The Opportunity of a Complaint
So many people fear negative feedback and hearing complaints. But what many people don’t realize is a complaint is an opportunity for a few things. You can learn more about current and potential clients, make a change from the complaint or you can work to educate the person complaining about your company.
One of my clients just received a complaint about an issue that was very trivial in the realm of their business but it was a daily customer of theirs that wanted their needs to be heard.
The first thing you need to do when you get a complaint is understand it. You may think you understand their complaint completely but the truth is asking a few more questions could really open the door to a great dialogue. The person who originally complained in the above situation had brought a lot of other items into the complaint that was out of the control of the company including weather issues. The best thing to do was to summarize what they were feeling that was relevant back to them and then ask them a few questions to really narrow down the issue. This completely opened up the door for a great conversation that immediately became more friendly and open. People are dying to be heard and to feel validated in their feelings. Take the time to understand how your business made them feel.
After you understand the issue you need to filter the issue from the emotions. This is a time to reflect on whether or not it is a valid issue. Years ago when I was a crazy people pleaser I would have made big changes just to make one person happy no matter how it inconveinced me or the people I was working with.
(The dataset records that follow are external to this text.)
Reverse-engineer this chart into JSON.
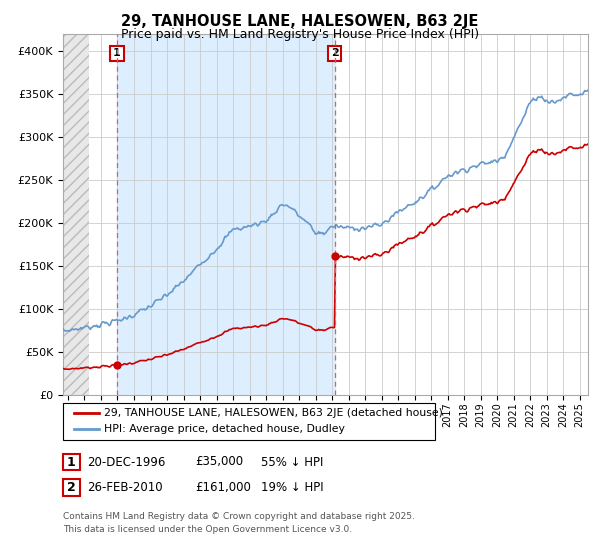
{
  "title": "29, TANHOUSE LANE, HALESOWEN, B63 2JE",
  "subtitle": "Price paid vs. HM Land Registry's House Price Index (HPI)",
  "ylim": [
    0,
    420000
  ],
  "yticks": [
    0,
    50000,
    100000,
    150000,
    200000,
    250000,
    300000,
    350000,
    400000
  ],
  "ytick_labels": [
    "£0",
    "£50K",
    "£100K",
    "£150K",
    "£200K",
    "£250K",
    "£300K",
    "£350K",
    "£400K"
  ],
  "xlim_start": 1993.7,
  "xlim_end": 2025.5,
  "sale1_year": 1996.97,
  "sale1_price": 35000,
  "sale2_year": 2010.15,
  "sale2_price": 161000,
  "legend_line1": "29, TANHOUSE LANE, HALESOWEN, B63 2JE (detached house)",
  "legend_line2": "HPI: Average price, detached house, Dudley",
  "footer1": "Contains HM Land Registry data © Crown copyright and database right 2025.",
  "footer2": "This data is licensed under the Open Government Licence v3.0.",
  "table_row1": [
    "1",
    "20-DEC-1996",
    "£35,000",
    "55% ↓ HPI"
  ],
  "table_row2": [
    "2",
    "26-FEB-2010",
    "£161,000",
    "19% ↓ HPI"
  ],
  "red_color": "#cc0000",
  "hpi_color": "#6699cc",
  "grid_color": "#cccccc",
  "shade_color": "#ddeeff",
  "hatch_color": "#d0d0d0"
}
But truthfully you built a business on values and knowledge. You need to evaluate the complaint and see how it fits with how you operate your business, how it effects your staff and the rest of your clients. Luckily many times complaints are easy fixes, however sometimes they aren’t and they take time to find the right solution.
The key to making a complaint an opportunity is communication. They need to be heard. You need to understand. However once that is done there is an opportunity for you to help them understand too. Maybe you offer your services this way because it provides a better end product. I find this issue a lot with my government clients. They have set up a procedure to take care of something but the person making the complaint didn’t know there was a procedure and are usually very happy to hear that it’s already been solved.
Once you’ve understood their issue and taken the time to do that you have a dialogue not a monologue. This opens the door for you to teach the person why you do what you do. Keep their feelings in mind when you talk with them and remember that digital communication like emails and social media does not have a tone. Re-read your email in the most positive tone and then re-read it in a negative tone. Make changes accordingly.
A complaint is not the end of the world. But if a person took the time to make one, I believe they deserve the respect as your current or potential client to be heard.